結弦の演技が始まるまで1時間を切ったあたりから、あたしのテンションはとにかくハイ。

とにかく緊張して気持ちが落ち着かない。

意味もなくイスに座りなおしたり、結弦とお揃いでかったニット帽を被りなおしたりしていた。

あわあわ、あたふたして、自分でも状況がよく分かんない。

周りの人、絶対変な目で見てるよ、どうしよう。

とその時、携帯の着信音(パリの散歩道)が流れる。

幸い一番通路側の席だったので、急いでお客さんの目につかないところまで走って、発信ボタンを押す。

「も、もしもし...?」

「あー...名無しさんの声だ。」

「結弦の声だ...」

結弦はあたしの声を聞けてほっとしているのか、声が少し吐息混じりだった。

「緊張、してる?」

「結構。でも、名無しさんの声聞けたから、ちょっとだけ落ち着いた。」

「あたしも、緊張してる。」

「名無しさんが緊張してどうするんだよ。」

ははっ、と小さく笑う。

電話越しに聞こえる声がいつもの結弦で、自然と顔が綻んだ。

とはいえ、やっぱり緊張しているのは変わらなくて、お互い口数も少なかった。

いつもなら、くだらない世間話とかもするんだけど。

しばらく沈黙が続いたわけなんだけど、その沈黙からさえも幸せを感じてしまうのがあたしたち。

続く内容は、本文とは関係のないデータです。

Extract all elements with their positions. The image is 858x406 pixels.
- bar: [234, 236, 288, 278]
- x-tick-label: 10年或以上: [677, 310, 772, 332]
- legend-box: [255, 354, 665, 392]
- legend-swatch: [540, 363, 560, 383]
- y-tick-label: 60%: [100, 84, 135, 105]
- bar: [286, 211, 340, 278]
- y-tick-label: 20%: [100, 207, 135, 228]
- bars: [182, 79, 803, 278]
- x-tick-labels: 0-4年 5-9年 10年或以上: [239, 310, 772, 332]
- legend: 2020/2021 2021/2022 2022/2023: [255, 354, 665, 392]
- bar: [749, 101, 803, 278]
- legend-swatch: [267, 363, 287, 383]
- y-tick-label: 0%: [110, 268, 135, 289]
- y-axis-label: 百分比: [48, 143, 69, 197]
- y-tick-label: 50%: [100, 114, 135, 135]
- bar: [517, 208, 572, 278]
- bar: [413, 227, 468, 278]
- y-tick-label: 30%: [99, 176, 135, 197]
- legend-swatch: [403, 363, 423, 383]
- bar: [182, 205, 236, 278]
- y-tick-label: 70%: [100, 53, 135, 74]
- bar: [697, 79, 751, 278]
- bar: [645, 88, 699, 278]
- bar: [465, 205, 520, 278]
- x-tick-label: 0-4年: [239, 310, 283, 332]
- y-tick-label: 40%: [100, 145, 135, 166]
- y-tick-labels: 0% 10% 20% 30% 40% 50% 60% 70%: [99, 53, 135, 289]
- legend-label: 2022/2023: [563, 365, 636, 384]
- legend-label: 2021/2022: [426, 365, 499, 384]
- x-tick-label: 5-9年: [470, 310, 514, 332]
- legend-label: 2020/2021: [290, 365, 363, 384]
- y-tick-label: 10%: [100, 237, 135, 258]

沈黙を破ったのは、あたしでも結弦でもなくて、オーサーコーチだった。

「ごめん、そろそろ準備。」

「分かった、頑張って。」

「頑張るから、ちゃんと見てて。...あー、そうだ名無しさん、俺がもし金取れたら、結婚しよう。んじゃ。」



...え?

今この人なんとおっしゃいました!?

さらっとすごいこと言われたんだけど...!

いろんなことで頭がぐるぐるぐるぐるぐる。

と、とにかく...

結弦、頑張って...!



――



周りの歓声で零れたのは、声よりも涙だった。

『羽生結弦が世界王者』って。

頭では分かってるのに、心で理解できない。



間もなくして、結弦の首にメダルがかけられた。

ここでやっと実感して、またテンションがハイに。

あたしの彼氏、世界王者なんだよ!

すごいでしょ!!

今すぐにでも、周りの人間にそう言って自慢したいくらい!

でもそれは結弦にも迷惑かけちゃうので、自粛。

大きく手を振ってみたら、こちらに向けてにこっとはにかんでくれたような気がした。



最寄のホテルの予約が運よく取れたので、そこに宿泊していた。

ベッドにダイブして幸せを噛み締める。

すると、本日二回目の着信音。

「もしもしっ?」

「ちゃんと見てた?」

「見てたよ!」

結弦の声聞いたら、益々ニヤニヤが止まらなくなっちゃった。

部屋にノックの音が響いた。

「ごめんね、誰か来たみたい。」

ホテルの部屋訪ねてくる人なんて、ホテルマンさんくらいだろう。

そう思って扉を開けると、そこに居たのは...

受話器を持ったままの、愛しい人。

「ゆ、ゆ、ゆ...」

「名無しさんっ...!」

驚いて名前を呼ぶことすらままならないあたしを他所に、携帯も投げ出してあたしを抱き締めた。

「さっきの返事、聞きに来た。」

わ、忘れてた...!

でもさ、そんなの考えなくても決まってる。

「お、お、美味しいお味噌汁作れるように、努力しますっ...!」

そう言った途端に、ベッドに押し倒されて。



今夜はたくさん愛を語るのです。



いつの間にか、結弦の夢があたしの夢になってて。

だから今日は二つ、あたしの願いが叶った日。